Risk Management Techniques for the Real Estate Industry:
Maximizing Your Broker's Performance: A Simple Contract Puts It All In Black and White
By Barron S. Wall, ARM, PMC and Karen W. Walter, Esq., ARM
ICA Risk Management Associates
Insurance prices are up, and so are broker's commissions!
You have surely felt the pain when paying your commercial insurance premiums in these past two years. But you may not be aware that those exorbitant insurance premiums are lining the pockets of your broker proportionately, and for no greater work than they did in the past! While your broker commiserates when informing you that your premium went up 100% to 500%, he would not generally expound that the brokerage business, thanks to you, has suddenly become a lot more profitable. Why? Because brokers are usually paid a commission that is a percentage of the premium.
Brokers tend to claim that either insurance regulations or their own agency rules forbid them from being compensated other than on commission, yet, if pressed, they will admit that the percentage of commission is as negotiable as the policy's coverage and terms. And, so long as you, the insurance buyer are savvy enough, performed work and the price that broker actually charges you prior to and during the policy year is entirely negotiable as well.
A Brokerage Service Agreement can include the following points, which will help you proactively manage the broker's activities:
• You can interview, in advance, the broker's personnel to be assigned to your account and identify them in the Agreement, which allows you to assure their level of expertise and hourly rates match your needs.
• You can set specific time-lines and schedules for what the broker is expected to accomplish. For example, the Insured may set specific dates by which the renewal strategy and proposals are to be presented, when and how frequently claims are to be reviewed, what loss control services (such as inspection of specific locations) are to be provided by the broker (or by the carrier), etc.
• Check those Policies! We have found that brokers often do not review insurance policies to assure they comply with the terms agreed upon when the insurance coverage lines were bound. By requiring the broker in the Agreement to audit the policies within a specific time frame after the policies are received, and to follow up with the carriers to ensure that correction endorsements are obtained, you can rest assured that the policies are complete and accurate.
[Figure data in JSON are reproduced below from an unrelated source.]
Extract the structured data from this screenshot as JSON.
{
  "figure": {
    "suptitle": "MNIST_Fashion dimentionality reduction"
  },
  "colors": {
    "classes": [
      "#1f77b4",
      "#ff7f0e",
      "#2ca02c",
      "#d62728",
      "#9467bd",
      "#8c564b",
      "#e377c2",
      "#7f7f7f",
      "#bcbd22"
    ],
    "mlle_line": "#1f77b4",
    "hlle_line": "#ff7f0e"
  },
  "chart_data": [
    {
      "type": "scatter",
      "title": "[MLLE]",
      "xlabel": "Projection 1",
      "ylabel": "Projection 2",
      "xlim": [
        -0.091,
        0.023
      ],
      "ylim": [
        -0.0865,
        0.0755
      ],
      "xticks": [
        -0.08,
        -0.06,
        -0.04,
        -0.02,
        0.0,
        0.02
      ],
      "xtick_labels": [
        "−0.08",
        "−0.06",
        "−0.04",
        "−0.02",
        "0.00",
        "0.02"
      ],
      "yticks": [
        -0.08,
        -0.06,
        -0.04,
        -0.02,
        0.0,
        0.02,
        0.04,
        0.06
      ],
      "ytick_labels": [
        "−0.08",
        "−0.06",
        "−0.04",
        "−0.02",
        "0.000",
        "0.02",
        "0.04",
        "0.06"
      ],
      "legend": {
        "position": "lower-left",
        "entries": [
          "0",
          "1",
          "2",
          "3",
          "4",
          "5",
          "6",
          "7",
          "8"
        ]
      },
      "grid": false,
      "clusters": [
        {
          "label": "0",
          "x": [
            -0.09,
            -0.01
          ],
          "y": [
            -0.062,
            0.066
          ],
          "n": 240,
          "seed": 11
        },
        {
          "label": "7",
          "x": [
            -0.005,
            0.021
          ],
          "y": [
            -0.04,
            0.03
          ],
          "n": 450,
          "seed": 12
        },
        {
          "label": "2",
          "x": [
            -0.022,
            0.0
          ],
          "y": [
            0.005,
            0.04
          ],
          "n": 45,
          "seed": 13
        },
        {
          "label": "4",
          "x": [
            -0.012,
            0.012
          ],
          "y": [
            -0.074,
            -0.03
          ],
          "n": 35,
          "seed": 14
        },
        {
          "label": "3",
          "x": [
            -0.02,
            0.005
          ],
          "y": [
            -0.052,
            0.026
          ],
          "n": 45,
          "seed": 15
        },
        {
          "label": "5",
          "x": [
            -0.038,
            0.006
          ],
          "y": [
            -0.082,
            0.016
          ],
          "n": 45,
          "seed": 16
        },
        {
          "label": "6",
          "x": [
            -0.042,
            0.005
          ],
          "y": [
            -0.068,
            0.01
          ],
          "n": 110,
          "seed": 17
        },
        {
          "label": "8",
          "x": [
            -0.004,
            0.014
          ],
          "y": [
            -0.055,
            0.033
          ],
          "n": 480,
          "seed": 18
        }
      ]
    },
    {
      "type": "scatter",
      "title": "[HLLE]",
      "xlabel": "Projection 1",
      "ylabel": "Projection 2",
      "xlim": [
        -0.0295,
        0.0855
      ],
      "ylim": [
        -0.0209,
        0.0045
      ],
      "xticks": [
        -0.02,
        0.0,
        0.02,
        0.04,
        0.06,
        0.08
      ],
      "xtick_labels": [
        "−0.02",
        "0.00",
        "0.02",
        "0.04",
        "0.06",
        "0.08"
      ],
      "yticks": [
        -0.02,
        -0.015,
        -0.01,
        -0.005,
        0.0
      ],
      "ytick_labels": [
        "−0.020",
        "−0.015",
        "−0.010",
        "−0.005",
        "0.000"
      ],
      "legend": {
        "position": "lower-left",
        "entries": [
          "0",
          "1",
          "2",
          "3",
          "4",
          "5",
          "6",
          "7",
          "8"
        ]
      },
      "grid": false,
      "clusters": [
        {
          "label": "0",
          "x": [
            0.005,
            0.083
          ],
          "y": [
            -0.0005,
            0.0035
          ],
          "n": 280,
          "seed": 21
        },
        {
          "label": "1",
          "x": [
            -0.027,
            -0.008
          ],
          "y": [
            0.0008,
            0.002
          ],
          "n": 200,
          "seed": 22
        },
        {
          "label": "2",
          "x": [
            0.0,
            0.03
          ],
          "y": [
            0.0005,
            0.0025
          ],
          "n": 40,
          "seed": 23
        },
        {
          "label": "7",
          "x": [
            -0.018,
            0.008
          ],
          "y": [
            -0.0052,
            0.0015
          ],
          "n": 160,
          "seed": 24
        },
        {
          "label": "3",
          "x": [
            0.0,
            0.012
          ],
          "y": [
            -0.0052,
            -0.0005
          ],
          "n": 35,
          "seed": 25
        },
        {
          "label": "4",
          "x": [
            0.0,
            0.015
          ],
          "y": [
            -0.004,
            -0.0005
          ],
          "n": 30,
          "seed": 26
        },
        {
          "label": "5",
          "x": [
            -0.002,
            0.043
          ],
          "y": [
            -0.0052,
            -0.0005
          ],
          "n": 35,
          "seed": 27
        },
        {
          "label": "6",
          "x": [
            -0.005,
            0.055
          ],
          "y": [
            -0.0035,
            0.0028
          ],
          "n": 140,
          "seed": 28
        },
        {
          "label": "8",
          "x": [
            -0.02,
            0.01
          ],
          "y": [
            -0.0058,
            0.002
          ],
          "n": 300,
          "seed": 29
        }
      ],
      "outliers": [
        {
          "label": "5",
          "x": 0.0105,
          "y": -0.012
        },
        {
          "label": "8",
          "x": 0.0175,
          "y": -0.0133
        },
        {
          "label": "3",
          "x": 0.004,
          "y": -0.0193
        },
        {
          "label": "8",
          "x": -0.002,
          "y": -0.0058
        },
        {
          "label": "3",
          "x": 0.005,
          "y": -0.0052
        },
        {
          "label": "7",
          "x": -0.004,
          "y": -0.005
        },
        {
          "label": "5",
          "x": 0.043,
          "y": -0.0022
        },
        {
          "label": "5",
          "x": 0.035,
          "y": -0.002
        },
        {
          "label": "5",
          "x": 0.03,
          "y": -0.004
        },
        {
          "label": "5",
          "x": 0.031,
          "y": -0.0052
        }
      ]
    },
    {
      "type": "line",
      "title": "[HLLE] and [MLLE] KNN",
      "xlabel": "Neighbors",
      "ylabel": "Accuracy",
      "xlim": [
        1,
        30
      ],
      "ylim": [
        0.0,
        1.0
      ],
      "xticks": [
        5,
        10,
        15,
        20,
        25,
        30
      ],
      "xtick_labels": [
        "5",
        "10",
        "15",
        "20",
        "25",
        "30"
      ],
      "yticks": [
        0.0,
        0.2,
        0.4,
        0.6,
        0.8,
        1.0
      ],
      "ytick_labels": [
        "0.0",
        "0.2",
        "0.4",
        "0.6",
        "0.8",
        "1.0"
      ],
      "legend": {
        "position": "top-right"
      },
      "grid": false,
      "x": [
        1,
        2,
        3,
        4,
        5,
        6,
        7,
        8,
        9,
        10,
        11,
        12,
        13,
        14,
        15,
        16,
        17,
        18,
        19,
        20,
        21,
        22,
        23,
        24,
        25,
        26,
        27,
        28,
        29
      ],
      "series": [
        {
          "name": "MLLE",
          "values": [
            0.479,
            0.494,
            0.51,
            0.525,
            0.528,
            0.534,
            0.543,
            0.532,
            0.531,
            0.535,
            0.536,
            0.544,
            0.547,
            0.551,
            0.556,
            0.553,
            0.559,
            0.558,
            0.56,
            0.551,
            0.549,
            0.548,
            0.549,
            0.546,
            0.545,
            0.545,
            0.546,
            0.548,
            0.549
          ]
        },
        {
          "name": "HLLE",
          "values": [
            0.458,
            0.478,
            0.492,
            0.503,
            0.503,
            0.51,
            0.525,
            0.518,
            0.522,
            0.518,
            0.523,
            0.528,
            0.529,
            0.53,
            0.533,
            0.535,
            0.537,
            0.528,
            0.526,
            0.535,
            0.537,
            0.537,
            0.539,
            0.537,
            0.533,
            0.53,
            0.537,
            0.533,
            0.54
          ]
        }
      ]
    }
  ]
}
• Make the Broker Responsible for His Acts (and Errors!) The Agreement can require the broker to carry and disclose its errors and omissions insurance with stated limits, which would put teeth into your ability to hold the broker to deliver the services contracted, and at the level promised. The agreement can even incorporate other monetary incentives/penalties for the broker achieving/failing to achieve the desired level of performance.
• Confidentiality of Sensitive Information. Very often, you may be required to share with the broker confidential non-public information, such as merger and acquisition plans, product introductions, projected revenues and earnings, ongoing litigation, etc. Disclosure to the public or unauthorized use of such information could have dramatic, negative consequences to you, the Insured. The Agreement can identify how such information is to be handled, be it at the broker's office or when transmitting to the insurance carriers involved, as well as including a confidentiality clause.
• Have the Broker Account for Your Money! Many policyholders remit their premiums to the broker rather than the insurance company directly. If there is delay or mismanagement by the broker, you may find, a little too late, that your brokers have not transmitted the premium in time resulting in cancellation/ non-availability of coverage, or have totally misappropriated your remittance. By incorporating a provision in the Agreement permitting you to audit the broker's accounts and records, and requiring the broker to preserve all pertinent records, you can ensure that the funds flowing through the broker on your account are all properly remitted and accounted.
• Other provisions can be incorporated into the Brokerage Service Agreement, such as establishing specific intervals at which the insurance coverage is to be marketed, the time frame for receipt of your policy, how often you should expect updates from the broker on the insurance marketplace, or provision of updated claims information even after the termination of the brokerage relationship.
A Brokerage Service Agreement should be an important component of your risk management plan by identifying your expectations of the broker, and imposing a contractual duty on the broker to provide those services. It provides you with the knowledge of exactly what you are getting for your money. Although you may encounter resistance from your broker when asking him to sign such an Agreement, he is no different from any contractor providing services to you, and there is no reason why the expectations and compensation should not be reduced to writing. Your concern should be on the benefits of having the Agreement, not on the broker's reaction. Ultimately, both the broker and you, the Insured, are better off being party to a well-drafted written Brokerage Service Agreement.